Muchas de las personas que acudieron a las manifestaciones del miércoles insistían en sus análisis posteriores en que no había 'nada de política' en ellas, que todo el mundo iba a una defendiendo a su país y a sus conciudadanos ceutíes. Pero bastaba asomarse levemente a las redes sociales para ver otra realidad completamente diferente: racismo, xenofobia, insultos, bulos y mentiras. Muchas mentiras.
Y ese es uno de los problemas más graves de esta sociedad. Hay muchas personas que se enteran de lo que pasa sólo por esas redes sociales que están manejadas por algoritmos y que de rigor tienen poco. Y eso siendo generosa.
Sí. Hago una encendida defensa de los periódicos en todo este asunto. Los periodistas han cogido el ferry cargados con sus ordenadores y sus cámaras para hacer su trabajo, un trabajo que no es ponerse delante del móvil y grabar un mini vídeo rodeado de una multitud enardecida sino que consiste en recorrer la ciudad, hablar con los ceutíes, con los migrantes, con quienes los están atendiendo, con las fuentes oficiales del Gobierno, con los policías de a pie... y contarle a los lectores todo lo que ellos no pueden ver por sí mismos. Parece hasta obsceno tener que defender el periodismo clásico en pleno siglo XXI. Pero es lo que hay.

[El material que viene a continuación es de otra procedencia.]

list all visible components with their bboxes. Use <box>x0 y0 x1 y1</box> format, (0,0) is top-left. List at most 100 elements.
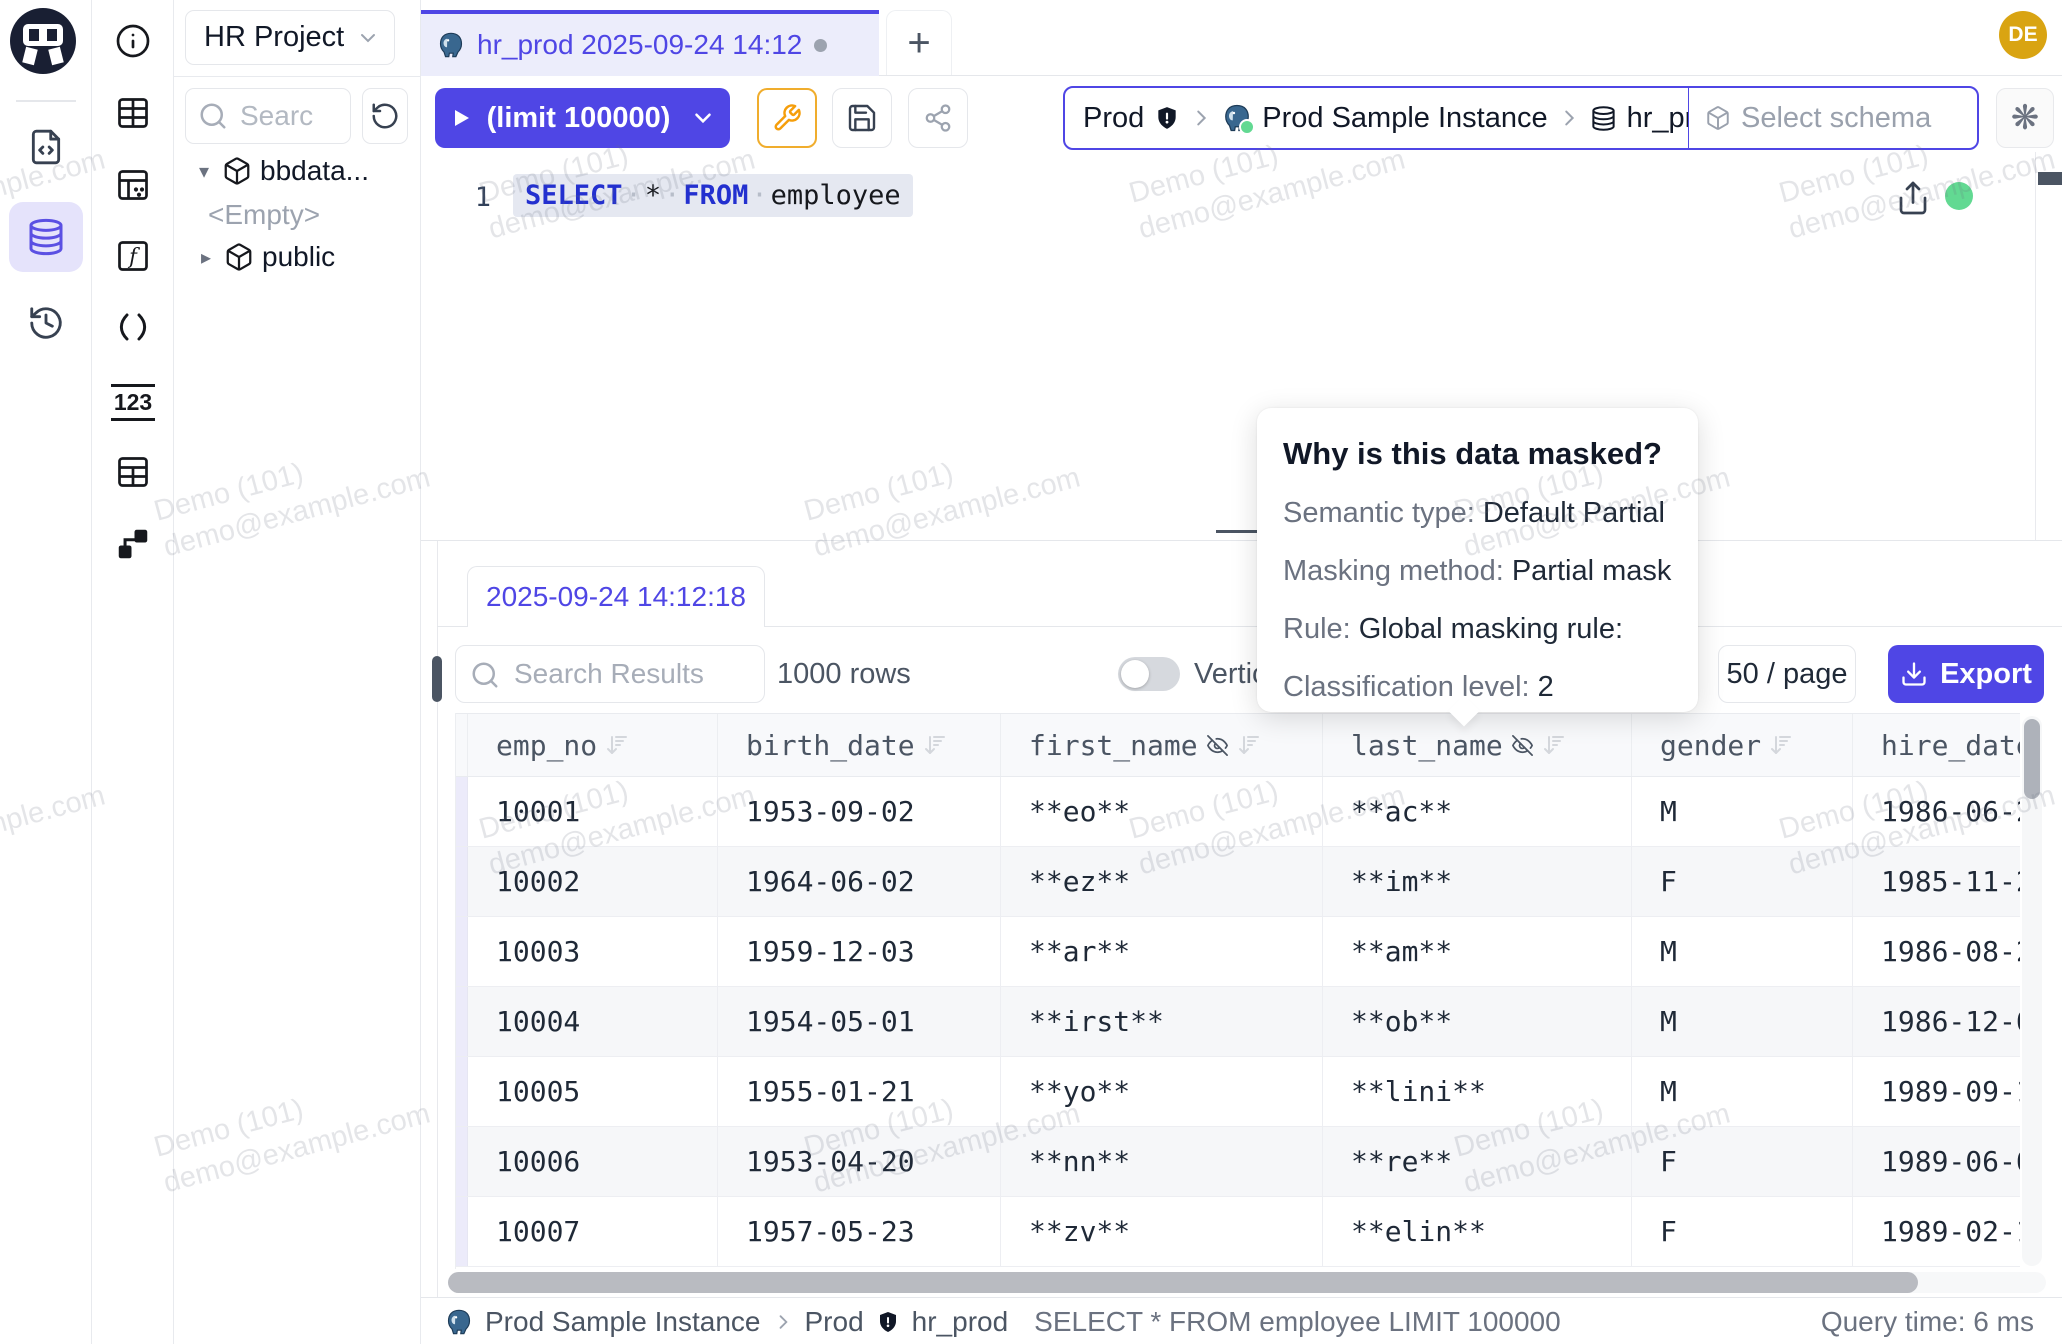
run-query-button[interactable]: (limit 100000) <box>435 88 730 148</box>
table-cell[interactable]: 1955-01-21 <box>718 1057 1001 1126</box>
sidebar-search-input[interactable] <box>238 91 348 141</box>
database-nav-button[interactable] <box>9 202 83 272</box>
box-icon <box>1705 105 1731 131</box>
table-cell[interactable]: 10003 <box>468 917 718 986</box>
tables-rail-button[interactable] <box>111 91 155 135</box>
functions-rail-button[interactable]: f <box>111 234 155 278</box>
table-cell[interactable]: F <box>1632 1127 1853 1196</box>
table-cell[interactable]: **ez** <box>1001 847 1323 916</box>
result-set-tab[interactable]: 2025-09-24 14:12:18 <box>467 566 765 627</box>
table-cell[interactable]: **nn** <box>1001 1127 1323 1196</box>
table-cell[interactable]: 1986-06-2 <box>1853 777 2020 846</box>
status-bar: Prod Sample Instance Prod hr_prod SELECT… <box>421 1297 2062 1344</box>
table-cell[interactable]: 10002 <box>468 847 718 916</box>
vertical-display-toggle[interactable] <box>1118 657 1180 691</box>
table-cell[interactable]: 1959-12-03 <box>718 917 1001 986</box>
table-cell[interactable]: 10007 <box>468 1197 718 1266</box>
save-sheet-button[interactable] <box>832 88 892 148</box>
editor-tab-active[interactable]: hr_prod 2025-09-24 14:12 <box>421 10 879 76</box>
tree-item-empty: <Empty> <box>208 196 320 234</box>
external-tables-rail-button[interactable] <box>111 163 155 207</box>
worksheet-nav-button[interactable] <box>10 116 82 178</box>
avatar[interactable]: DE <box>1999 11 2047 59</box>
share-sheet-button[interactable] <box>908 88 968 148</box>
table-cell[interactable]: **lini** <box>1323 1057 1632 1126</box>
table-cell[interactable]: F <box>1632 1197 1853 1266</box>
plus-icon: + <box>907 21 930 66</box>
results-divider-handle[interactable] <box>432 656 442 702</box>
table-cell[interactable]: 10005 <box>468 1057 718 1126</box>
schema-diagram-rail-button[interactable] <box>111 522 155 566</box>
format-sql-button[interactable] <box>757 88 817 148</box>
sort-icon[interactable] <box>923 733 947 757</box>
table-cell[interactable]: 1954-05-01 <box>718 987 1001 1056</box>
refresh-button[interactable] <box>362 88 408 144</box>
column-header-emp_no[interactable]: emp_no <box>468 714 718 776</box>
table-cell[interactable]: 10001 <box>468 777 718 846</box>
table-cell[interactable]: **eo** <box>1001 777 1323 846</box>
vertical-scroll-thumb[interactable] <box>2024 719 2040 799</box>
column-header-hire_date[interactable]: hire_date <box>1853 714 2020 776</box>
column-header-last_name[interactable]: last_name <box>1323 714 1632 776</box>
sql-editor[interactable]: 1 SELECT·*·FROM·employee <box>421 152 2062 540</box>
table-cell[interactable]: 1989-09-1 <box>1853 1057 2020 1126</box>
info-rail-button[interactable] <box>111 19 155 63</box>
sequences-rail-button[interactable]: 123 <box>111 380 155 424</box>
table-cell[interactable]: M <box>1632 987 1853 1056</box>
table-cell[interactable]: 1953-04-20 <box>718 1127 1001 1196</box>
table-cell[interactable]: 1985-11-2 <box>1853 847 2020 916</box>
table-cell[interactable]: M <box>1632 917 1853 986</box>
table-cell[interactable]: 1964-06-02 <box>718 847 1001 916</box>
column-header-birth_date[interactable]: birth_date <box>718 714 1001 776</box>
table-row: 100021964-06-02**ez****im**F1985-11-2 <box>456 847 2020 917</box>
table-cell[interactable]: 10004 <box>468 987 718 1056</box>
table-cell[interactable]: 1986-12-0 <box>1853 987 2020 1056</box>
ai-assistant-button[interactable]: ❋ <box>1996 88 2054 148</box>
table-cell[interactable]: **im** <box>1323 847 1632 916</box>
table-cell[interactable]: 1953-09-02 <box>718 777 1001 846</box>
table-cell[interactable]: 10006 <box>468 1127 718 1196</box>
table-cell[interactable]: **ac** <box>1323 777 1632 846</box>
schema-selector[interactable]: Select schema <box>1688 88 1977 148</box>
table-cell[interactable]: **irst** <box>1001 987 1323 1056</box>
bytebase-logo[interactable] <box>10 8 76 74</box>
results-search-input[interactable] <box>512 648 756 700</box>
views-rail-button[interactable] <box>111 450 155 494</box>
history-nav-button[interactable] <box>10 292 82 354</box>
editor-minimap-slider[interactable] <box>2038 172 2062 185</box>
table-cell[interactable]: **elin** <box>1323 1197 1632 1266</box>
table-cell[interactable]: **am** <box>1323 917 1632 986</box>
upload-share-icon[interactable] <box>1895 180 1931 216</box>
new-tab-button[interactable]: + <box>886 10 952 75</box>
eye-off-icon[interactable] <box>1511 734 1534 757</box>
table-cell[interactable]: **yo** <box>1001 1057 1323 1126</box>
shield-icon <box>876 1310 900 1334</box>
sort-icon[interactable] <box>1769 733 1793 757</box>
export-button[interactable]: Export <box>1888 645 2044 703</box>
project-selector[interactable]: HR Project <box>185 10 395 65</box>
procedures-rail-button[interactable] <box>111 305 155 349</box>
table-cell[interactable]: F <box>1632 847 1853 916</box>
tree-item-schema-bbdata[interactable]: ▾ bbdata... <box>194 150 369 192</box>
table-cell[interactable]: **re** <box>1323 1127 1632 1196</box>
table-cell[interactable]: M <box>1632 777 1853 846</box>
tree-item-schema-public[interactable]: ▸ public <box>196 236 335 278</box>
sort-icon[interactable] <box>1237 733 1261 757</box>
horizontal-scroll-thumb[interactable] <box>448 1272 1918 1293</box>
eye-off-icon[interactable] <box>1206 734 1229 757</box>
page-size-selector[interactable]: 50 / page <box>1718 645 1856 703</box>
table-cell[interactable]: 1989-02-1 <box>1853 1197 2020 1266</box>
sort-icon[interactable] <box>1542 733 1566 757</box>
table-cell[interactable]: 1989-06-0 <box>1853 1127 2020 1196</box>
column-header-gender[interactable]: gender <box>1632 714 1853 776</box>
table-cell[interactable]: 1986-08-2 <box>1853 917 2020 986</box>
tree-item-label: bbdata... <box>260 155 369 187</box>
table-cell[interactable]: M <box>1632 1057 1853 1126</box>
connection-breadcrumb[interactable]: Prod Prod Sample Instance <box>1063 86 1979 150</box>
table-cell[interactable]: **zv** <box>1001 1197 1323 1266</box>
table-cell[interactable]: **ob** <box>1323 987 1632 1056</box>
table-cell[interactable]: **ar** <box>1001 917 1323 986</box>
column-header-first_name[interactable]: first_name <box>1001 714 1323 776</box>
sort-icon[interactable] <box>605 733 629 757</box>
table-cell[interactable]: 1957-05-23 <box>718 1197 1001 1266</box>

No se trata sólo de hacer un homenaje a mis compañeros Pedro Ingelmo o Alberto Rodríguez por poner nombre y apellidos a quienes les están contando lo sucedido, sino de defender la verdad. De estar en el lado correcto, esa frase tan cursi y que tanto se lleva ahora.
Los periodistas cometemos errores, y no todos son buenos, pero la inmensa mayoría de quienes trabajamos en los periódicos, en el Grupo Joly pero también en los de nuestra competencia, somos honrados y honestos. Los periódicos sí salvan al pueblo. Porque lo informa para que pueda crearse su propia opinión.